Foggia:Adrenalina a ogni costo quando la sfida alla velocità si trasforma in tragedia
FOGGIA – La ricerca di emozioni forti, il desiderio di sentirsi invincibili per qualche istante, l’illusione che nulla possa accadere. Sempre più spesso, soprattutto tra i giovani, la voglia di provare l’ebbrezza dell’adrenalina porta a comportamenti estremi sulle strade, trasformando una notte di divertimento in un dramma destinato a segnare per sempre intere famiglie.

Foggia continua a fare i conti con una preoccupante emergenza legata alla sicurezza stradale. Due gravi incidenti avvenuti nel giro di poche ore tra la notte e l’alba di martedì 2 giugno hanno riportato sotto i riflettori un fenomeno che cittadini e residenti denunciano da tempo: velocità eccessiva, guida imprudente e strade urbane trasformate troppo spesso in piste da corsa.

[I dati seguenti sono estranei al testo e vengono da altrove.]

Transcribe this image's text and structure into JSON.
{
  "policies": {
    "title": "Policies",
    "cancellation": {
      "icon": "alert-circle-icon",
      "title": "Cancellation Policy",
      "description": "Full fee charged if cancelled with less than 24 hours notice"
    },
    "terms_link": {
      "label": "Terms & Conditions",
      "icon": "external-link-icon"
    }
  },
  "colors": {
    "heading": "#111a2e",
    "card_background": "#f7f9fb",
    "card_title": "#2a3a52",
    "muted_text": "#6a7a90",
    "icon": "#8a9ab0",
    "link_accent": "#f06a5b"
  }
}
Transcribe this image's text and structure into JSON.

Il bilancio è pesante. Sette persone coinvolte in due distinti sinistri, tre feriti trasportati in ospedale nel primo caso e quattro giovani ricoverati nel secondo. Tra questi, un ragazzo di appena 20 anni che lotta tra la vita e la morte in prognosi riservata.

Il primo incidente si è verificato poco dopo la mezzanotte in piazza Sant’Eligio, all’incrocio tra via Sant’Antonio e via San Severo. Un violento impatto tra un’Audi e una Citroen C3 ha svegliato i residenti della zona, richiamati in strada da un boato che ha squarciato il silenzio della notte. I soccorsi sono intervenuti tempestivamente per prestare assistenza ai feriti e mettere in sicurezza l’area.
Poche ore dopo, un secondo e ancora più drammatico incidente si è consumato in viale Fortore. Un’autovettura, per cause in corso di accertamento, ha perso il controllo finendo la sua corsa contro un edificio. L’urto è stato devastante. A bordo viaggiavano quattro giovani; il più grave è un ventenne ricoverato in condizioni critiche.
Di fronte a episodi come questi, la gente si domanda ho fatto nascere un figlio lo portato su per vederlo morire in questa maniera.

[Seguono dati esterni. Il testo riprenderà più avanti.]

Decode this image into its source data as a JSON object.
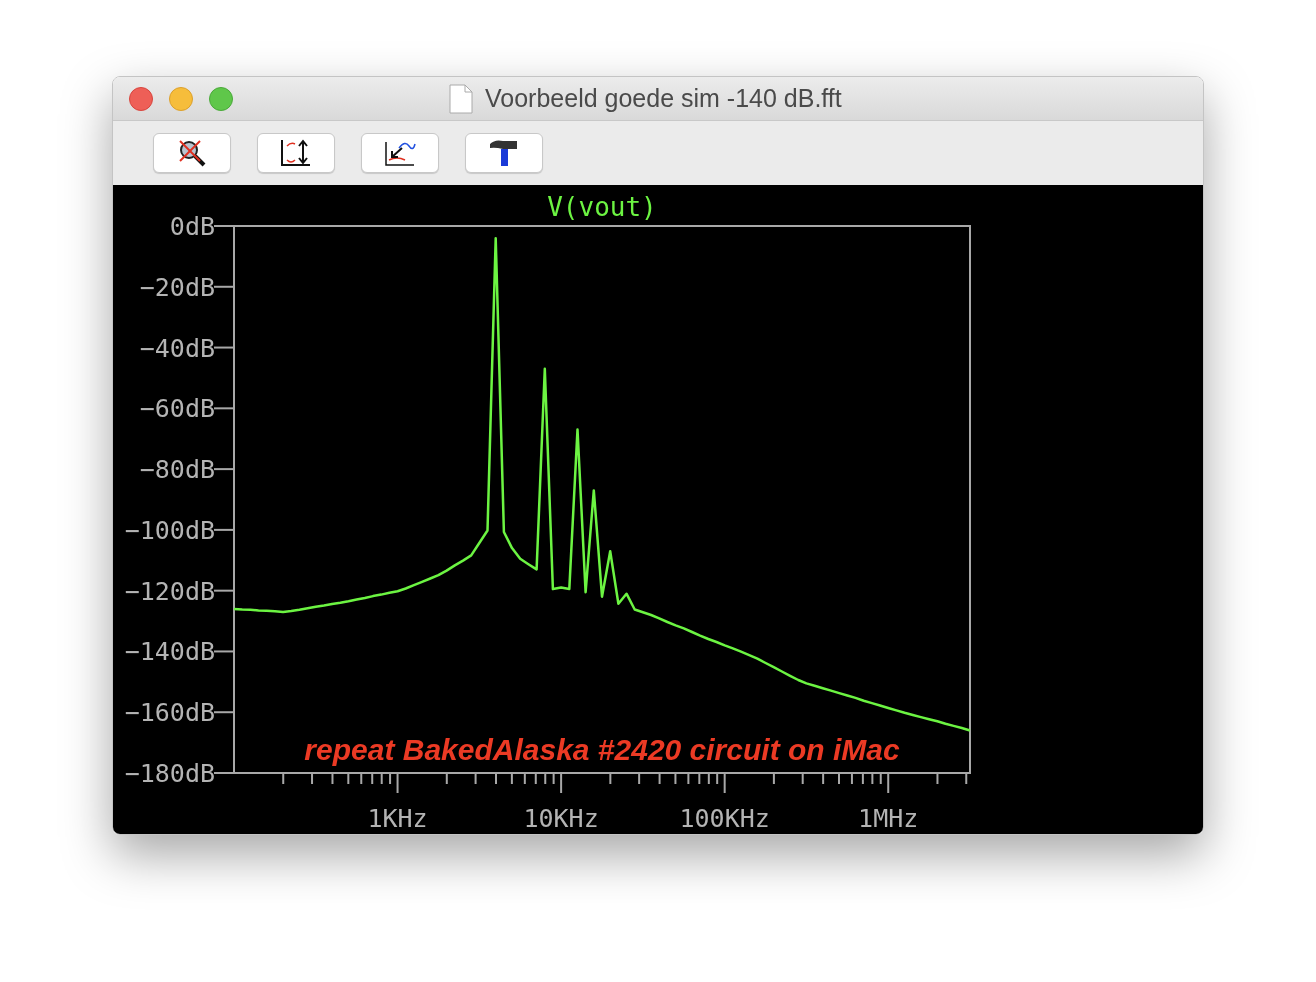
{
  "window": {
    "title": "Voorbeeld goede sim -140 dB.fft"
  },
  "toolbar": {
    "buttons": [
      {
        "kind": "zoom-cancel"
      },
      {
        "kind": "autoscale"
      },
      {
        "kind": "pick-trace"
      },
      {
        "kind": "hammer"
      }
    ]
  },
  "chart_data": {
    "type": "line",
    "title": "V(vout)",
    "categories": [
      null,
      null,
      null,
      null,
      null,
      null,
      null,
      null,
      null,
      null,
      null,
      null,
      null,
      null,
      null,
      null,
      null,
      null,
      null,
      null,
      "1KHz",
      null,
      null,
      null,
      null,
      null,
      null,
      null,
      null,
      null,
      null,
      null,
      null,
      null,
      null,
      null,
      null,
      null,
      null,
      null,
      "10KHz",
      null,
      null,
      null,
      null,
      null,
      null,
      null,
      null,
      null,
      null,
      null,
      null,
      null,
      null,
      null,
      null,
      null,
      null,
      null,
      "100KHz",
      null,
      null,
      null,
      null,
      null,
      null,
      null,
      null,
      null,
      null,
      null,
      null,
      null,
      null,
      null,
      null,
      null,
      null,
      null,
      "1MHz",
      null,
      null,
      null,
      null,
      null,
      null,
      null,
      null,
      null,
      null
    ],
    "series": [
      {
        "color": "#6cf442",
        "values": [
          -126,
          -126.2,
          -126.3,
          -126.5,
          -126.6,
          -126.8,
          -127,
          -126.7,
          -126.3,
          -125.8,
          -125.3,
          -124.9,
          -124.4,
          -124,
          -123.5,
          -122.9,
          -122.4,
          -121.8,
          -121.3,
          -120.7,
          -120.2,
          -119.3,
          -118.2,
          -117.1,
          -116,
          -114.9,
          -113.4,
          -111.7,
          -110.1,
          -108.4,
          -104.3,
          -100.2,
          -4,
          -100.7,
          -106,
          -109.5,
          -111.3,
          -113,
          -47,
          -119.5,
          -119,
          -119.5,
          -67,
          -120.5,
          -87,
          -122,
          -107,
          -124.3,
          -121,
          -126.2,
          -127.1,
          -128,
          -129.1,
          -130.3,
          -131.4,
          -132.4,
          -133.6,
          -134.8,
          -135.9,
          -136.9,
          -138,
          -139,
          -140.1,
          -141.2,
          -142.4,
          -143.8,
          -145.2,
          -146.6,
          -148,
          -149.4,
          -150.5,
          -151.3,
          -152.1,
          -152.9,
          -153.7,
          -154.5,
          -155.3,
          -156.2,
          -157,
          -157.8,
          -158.6,
          -159.4,
          -160.2,
          -160.9,
          -161.6,
          -162.3,
          -163,
          -163.8,
          -164.5,
          -165.2,
          -166
        ]
      }
    ],
    "ylim": [
      -180,
      0
    ],
    "yticks": [
      {
        "value": 0,
        "label": "0dB"
      },
      {
        "value": -20,
        "label": "−20dB"
      },
      {
        "value": -40,
        "label": "−40dB"
      },
      {
        "value": -60,
        "label": "−60dB"
      },
      {
        "value": -80,
        "label": "−80dB"
      },
      {
        "value": -100,
        "label": "−100dB"
      },
      {
        "value": -120,
        "label": "−120dB"
      },
      {
        "value": -140,
        "label": "−140dB"
      },
      {
        "value": -160,
        "label": "−160dB"
      },
      {
        "value": -180,
        "label": "−180dB"
      }
    ],
    "annotations": [
      {
        "text": "repeat BakedAlaska #2420 circuit on iMac"
      }
    ]
  }
}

Dietro questi numeri non ci sono soltanto statistiche. Ci sono sogni spezzati, famiglie distrutte, genitori che attendono notizie fuori dalle sale di rianimazione e amici costretti a fare i conti con conseguenze irreversibili. In molti casi, alla base di queste tragedie vi è la sottovalutazione del pericolo, la convinzione che qualche chilometro orario in più o una manovra azzardata possano regalare emozioni senza conseguenze.
Ma la strada non è un videogioco. L’adrenalina dura pochi secondi; le ferite, fisiche e psicologiche, possono accompagnare una persona per tutta la vita. E nei casi peggiori, quella ricerca di emozioni forti cancella per sempre il futuro di chi è al volante e di chi si trova casualmente sulla sua traiettoria.
Le istituzioni continuano a invocare maggiore prudenza, controlli più severi e campagne di sensibilizzazione rivolte soprattutto alle nuove generazioni. Tuttavia, la vera sfida resta culturale: far comprendere che il coraggio non consiste nello sfidare la morte, ma nel rispettare la vita propria e quella degli altri.
Le sirene che hanno squarciato la notte foggiana rappresentano l’ennesimo campanello d’allarme. Un richiamo alla responsabilità che non può più essere ignorato.